After some discussion later in the meeting, city staff revealed that those greenspaces are indeed protected in the ordinance.

Ozyck added, I’d like to see renewals, like every two years, for these permits, so the community has the ability to have a voice in the conversation.” 

Commissioners agreed with this idea. On the state level, different types of cannabis licenses would need to be renewed on different timelines. The commissioners voted to recommend that the alders consider a permit renewal process, perhaps one in tune with the state’s various license renewal schedules.

Commissioners at Wednesday night's Zoom meeting.

Commissioners Ed Mattison and Carl Goldfield expressed reservations about the idea of selling cannabis in the city as a whole.

We are acting as though everyone’s acting in good faith, and that there won’t be any hanky panky. But after prohibition, when liquor was made legal, the monsters didn’t go away — they just converted themselves to people with neckties,” said Mattison. You have to imagine the possibility that there will be some hanky panky. When I read the ordinance, it felt a trifle naive to me.”

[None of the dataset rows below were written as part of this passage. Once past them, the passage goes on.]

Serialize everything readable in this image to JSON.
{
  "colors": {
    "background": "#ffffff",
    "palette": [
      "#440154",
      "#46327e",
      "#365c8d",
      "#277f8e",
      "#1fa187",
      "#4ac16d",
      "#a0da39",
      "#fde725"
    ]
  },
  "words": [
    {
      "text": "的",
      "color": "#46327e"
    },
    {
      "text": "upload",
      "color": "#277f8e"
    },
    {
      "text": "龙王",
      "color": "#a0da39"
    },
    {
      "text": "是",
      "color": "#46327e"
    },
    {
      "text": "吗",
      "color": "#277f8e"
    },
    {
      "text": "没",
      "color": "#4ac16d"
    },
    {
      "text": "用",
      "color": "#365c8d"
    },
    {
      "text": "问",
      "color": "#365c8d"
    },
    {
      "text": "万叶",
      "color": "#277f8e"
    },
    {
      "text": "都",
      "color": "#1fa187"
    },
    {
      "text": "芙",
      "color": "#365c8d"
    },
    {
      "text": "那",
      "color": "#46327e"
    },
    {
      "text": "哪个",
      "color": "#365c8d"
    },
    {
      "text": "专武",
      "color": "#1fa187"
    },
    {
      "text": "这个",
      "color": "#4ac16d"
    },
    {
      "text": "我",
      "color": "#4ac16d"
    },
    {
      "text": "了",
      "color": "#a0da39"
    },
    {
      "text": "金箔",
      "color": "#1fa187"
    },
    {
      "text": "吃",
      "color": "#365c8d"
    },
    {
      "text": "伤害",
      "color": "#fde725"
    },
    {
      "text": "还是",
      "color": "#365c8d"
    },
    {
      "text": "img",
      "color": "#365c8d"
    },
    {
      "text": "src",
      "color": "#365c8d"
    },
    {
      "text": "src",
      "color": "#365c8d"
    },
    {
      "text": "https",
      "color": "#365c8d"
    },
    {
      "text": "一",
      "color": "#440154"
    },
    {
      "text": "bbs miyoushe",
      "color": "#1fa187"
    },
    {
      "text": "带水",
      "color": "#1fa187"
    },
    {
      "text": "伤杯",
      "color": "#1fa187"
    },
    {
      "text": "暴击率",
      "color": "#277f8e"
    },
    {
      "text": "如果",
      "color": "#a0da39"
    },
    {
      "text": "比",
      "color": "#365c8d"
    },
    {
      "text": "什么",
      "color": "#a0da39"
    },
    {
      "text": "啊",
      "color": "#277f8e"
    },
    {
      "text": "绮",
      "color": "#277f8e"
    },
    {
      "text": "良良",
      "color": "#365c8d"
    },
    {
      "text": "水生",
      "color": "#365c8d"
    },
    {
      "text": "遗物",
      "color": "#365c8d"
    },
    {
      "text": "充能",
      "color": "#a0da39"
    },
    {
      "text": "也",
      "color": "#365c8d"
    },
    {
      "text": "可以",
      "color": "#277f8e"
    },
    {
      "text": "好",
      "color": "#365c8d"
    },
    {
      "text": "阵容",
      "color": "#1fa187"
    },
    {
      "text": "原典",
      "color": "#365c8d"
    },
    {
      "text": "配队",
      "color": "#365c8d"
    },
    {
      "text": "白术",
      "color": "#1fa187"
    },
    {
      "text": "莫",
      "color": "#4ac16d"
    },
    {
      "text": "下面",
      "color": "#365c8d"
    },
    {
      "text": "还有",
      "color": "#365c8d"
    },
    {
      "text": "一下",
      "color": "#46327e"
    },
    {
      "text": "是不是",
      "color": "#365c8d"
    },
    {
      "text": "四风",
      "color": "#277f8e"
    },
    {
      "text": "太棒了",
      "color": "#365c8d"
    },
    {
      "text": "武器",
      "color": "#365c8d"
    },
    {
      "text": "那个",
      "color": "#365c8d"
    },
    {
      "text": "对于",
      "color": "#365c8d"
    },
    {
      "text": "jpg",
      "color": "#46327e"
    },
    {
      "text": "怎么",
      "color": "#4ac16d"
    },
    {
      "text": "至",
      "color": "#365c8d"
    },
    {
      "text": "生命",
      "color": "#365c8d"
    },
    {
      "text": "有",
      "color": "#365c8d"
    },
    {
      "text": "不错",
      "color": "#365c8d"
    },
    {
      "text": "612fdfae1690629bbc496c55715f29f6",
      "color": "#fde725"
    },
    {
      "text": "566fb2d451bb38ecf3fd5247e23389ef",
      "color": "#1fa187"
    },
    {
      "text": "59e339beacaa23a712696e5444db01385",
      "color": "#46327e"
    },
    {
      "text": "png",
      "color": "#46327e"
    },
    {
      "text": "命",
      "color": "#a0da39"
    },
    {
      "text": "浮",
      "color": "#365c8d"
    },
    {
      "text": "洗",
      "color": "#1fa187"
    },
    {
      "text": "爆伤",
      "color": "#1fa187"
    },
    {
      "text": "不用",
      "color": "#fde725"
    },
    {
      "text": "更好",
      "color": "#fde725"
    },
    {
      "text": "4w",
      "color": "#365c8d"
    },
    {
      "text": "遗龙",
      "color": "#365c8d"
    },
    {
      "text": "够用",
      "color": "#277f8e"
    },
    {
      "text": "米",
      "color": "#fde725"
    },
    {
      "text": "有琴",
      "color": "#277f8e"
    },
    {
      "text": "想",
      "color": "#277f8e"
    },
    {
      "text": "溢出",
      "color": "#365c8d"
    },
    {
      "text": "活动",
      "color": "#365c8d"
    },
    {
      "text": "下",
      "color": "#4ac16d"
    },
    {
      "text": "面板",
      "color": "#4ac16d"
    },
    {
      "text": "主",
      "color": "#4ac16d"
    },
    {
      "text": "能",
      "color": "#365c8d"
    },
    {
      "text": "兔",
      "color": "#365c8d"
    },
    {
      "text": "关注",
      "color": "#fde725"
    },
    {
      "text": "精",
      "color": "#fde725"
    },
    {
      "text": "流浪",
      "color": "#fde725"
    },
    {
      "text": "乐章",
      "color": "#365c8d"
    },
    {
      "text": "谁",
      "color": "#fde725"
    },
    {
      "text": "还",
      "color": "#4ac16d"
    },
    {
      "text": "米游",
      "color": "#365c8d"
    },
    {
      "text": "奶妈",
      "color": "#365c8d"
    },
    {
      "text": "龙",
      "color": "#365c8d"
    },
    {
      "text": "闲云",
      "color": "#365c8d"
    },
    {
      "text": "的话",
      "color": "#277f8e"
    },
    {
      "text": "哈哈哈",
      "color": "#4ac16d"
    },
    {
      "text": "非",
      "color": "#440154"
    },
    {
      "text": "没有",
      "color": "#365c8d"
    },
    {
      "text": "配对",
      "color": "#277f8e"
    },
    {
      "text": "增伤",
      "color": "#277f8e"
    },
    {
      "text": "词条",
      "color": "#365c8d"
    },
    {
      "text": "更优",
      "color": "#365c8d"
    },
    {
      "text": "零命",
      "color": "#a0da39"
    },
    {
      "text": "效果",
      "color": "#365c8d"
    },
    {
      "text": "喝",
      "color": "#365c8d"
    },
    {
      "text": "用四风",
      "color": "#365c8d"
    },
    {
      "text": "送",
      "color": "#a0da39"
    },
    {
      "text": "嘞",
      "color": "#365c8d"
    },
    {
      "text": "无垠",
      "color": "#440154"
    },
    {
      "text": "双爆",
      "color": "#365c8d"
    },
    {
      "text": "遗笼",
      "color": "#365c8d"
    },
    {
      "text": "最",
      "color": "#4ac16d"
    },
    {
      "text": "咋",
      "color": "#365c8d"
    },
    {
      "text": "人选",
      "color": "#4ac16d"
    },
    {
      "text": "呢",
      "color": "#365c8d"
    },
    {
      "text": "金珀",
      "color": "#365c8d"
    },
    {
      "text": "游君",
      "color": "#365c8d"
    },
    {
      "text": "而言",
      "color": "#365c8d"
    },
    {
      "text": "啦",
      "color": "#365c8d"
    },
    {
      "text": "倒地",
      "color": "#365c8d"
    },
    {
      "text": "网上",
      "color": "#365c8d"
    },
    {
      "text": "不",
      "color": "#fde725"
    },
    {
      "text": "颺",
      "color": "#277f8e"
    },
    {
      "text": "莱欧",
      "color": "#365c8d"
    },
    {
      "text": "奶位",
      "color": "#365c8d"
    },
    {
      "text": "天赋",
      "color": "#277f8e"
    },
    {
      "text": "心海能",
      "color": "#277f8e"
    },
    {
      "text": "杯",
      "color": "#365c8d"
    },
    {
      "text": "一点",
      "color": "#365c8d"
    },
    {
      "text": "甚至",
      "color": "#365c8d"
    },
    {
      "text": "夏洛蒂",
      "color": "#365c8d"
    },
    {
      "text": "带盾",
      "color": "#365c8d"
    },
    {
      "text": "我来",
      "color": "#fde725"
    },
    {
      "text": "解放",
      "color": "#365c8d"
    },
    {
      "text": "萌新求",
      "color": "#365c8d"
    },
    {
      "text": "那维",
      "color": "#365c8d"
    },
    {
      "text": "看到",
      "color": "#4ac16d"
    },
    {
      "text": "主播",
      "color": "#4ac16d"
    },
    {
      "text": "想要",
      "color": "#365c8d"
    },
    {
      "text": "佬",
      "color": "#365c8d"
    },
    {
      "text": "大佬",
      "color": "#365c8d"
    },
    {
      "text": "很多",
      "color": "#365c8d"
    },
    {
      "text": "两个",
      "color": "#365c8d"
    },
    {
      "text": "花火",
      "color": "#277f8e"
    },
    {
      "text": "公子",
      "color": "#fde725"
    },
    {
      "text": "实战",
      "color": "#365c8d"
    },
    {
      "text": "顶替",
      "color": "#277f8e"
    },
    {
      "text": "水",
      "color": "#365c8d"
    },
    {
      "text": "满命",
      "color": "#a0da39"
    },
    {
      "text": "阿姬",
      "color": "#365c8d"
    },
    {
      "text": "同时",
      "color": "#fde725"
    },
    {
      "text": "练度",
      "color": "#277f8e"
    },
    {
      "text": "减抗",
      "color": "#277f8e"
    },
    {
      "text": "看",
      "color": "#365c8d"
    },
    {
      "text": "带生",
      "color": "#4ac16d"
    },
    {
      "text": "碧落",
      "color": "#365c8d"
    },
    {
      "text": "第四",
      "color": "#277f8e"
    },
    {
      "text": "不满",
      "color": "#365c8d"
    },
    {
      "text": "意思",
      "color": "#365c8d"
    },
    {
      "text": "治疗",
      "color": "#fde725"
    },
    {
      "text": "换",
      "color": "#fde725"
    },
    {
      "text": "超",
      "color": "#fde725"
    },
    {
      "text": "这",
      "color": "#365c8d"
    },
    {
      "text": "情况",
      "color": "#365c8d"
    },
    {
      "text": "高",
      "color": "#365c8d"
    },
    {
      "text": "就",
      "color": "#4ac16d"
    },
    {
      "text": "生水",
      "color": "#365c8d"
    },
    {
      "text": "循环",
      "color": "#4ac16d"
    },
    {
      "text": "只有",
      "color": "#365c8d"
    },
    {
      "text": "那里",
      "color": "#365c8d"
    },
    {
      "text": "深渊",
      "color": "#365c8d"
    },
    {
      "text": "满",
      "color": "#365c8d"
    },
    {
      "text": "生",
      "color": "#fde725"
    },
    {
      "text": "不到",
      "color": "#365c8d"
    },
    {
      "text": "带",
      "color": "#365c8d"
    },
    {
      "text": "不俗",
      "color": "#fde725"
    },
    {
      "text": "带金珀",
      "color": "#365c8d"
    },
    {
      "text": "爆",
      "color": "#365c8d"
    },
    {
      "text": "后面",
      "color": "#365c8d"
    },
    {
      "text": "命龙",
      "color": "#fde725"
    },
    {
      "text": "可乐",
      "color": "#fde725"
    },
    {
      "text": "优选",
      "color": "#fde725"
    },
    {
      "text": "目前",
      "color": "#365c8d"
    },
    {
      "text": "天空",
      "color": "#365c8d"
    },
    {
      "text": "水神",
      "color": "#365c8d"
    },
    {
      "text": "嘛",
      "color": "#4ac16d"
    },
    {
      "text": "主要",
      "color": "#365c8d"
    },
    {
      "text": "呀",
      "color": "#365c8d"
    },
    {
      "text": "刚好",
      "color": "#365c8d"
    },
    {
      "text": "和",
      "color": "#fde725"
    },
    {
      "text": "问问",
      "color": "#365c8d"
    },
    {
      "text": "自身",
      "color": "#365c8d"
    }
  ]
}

Mattison called for the city to move at a slower pace in adopting the ordinance. He called for more public hearings, with experts and people who have lived in cities where the sale of marijuana is legal speaking. I don’t understand much about this at all,” he said.

Goldfield echoed this concern and asked if there is any possibility of placing a year-long moratorium on cannabis sales so that New Haven can watch what’s happening as cities like Bridgeport and Hartford legalize marijuana businesses.

His fellow commissioners decided their purview is not to decide whether or not marijuana should be sold, even for a year, but rather how the proposed requirements align with citywide zoning. So they voted not to recommend a moratorium.

Mattison moved that in addition to recommending city staff’s corrections, the commission advise the alders to initiate a robust public process, including giving themselves and the citizens the opportunity to hear from other people who are experienced in operating these kinds of programs.” The motion was unanimously approved.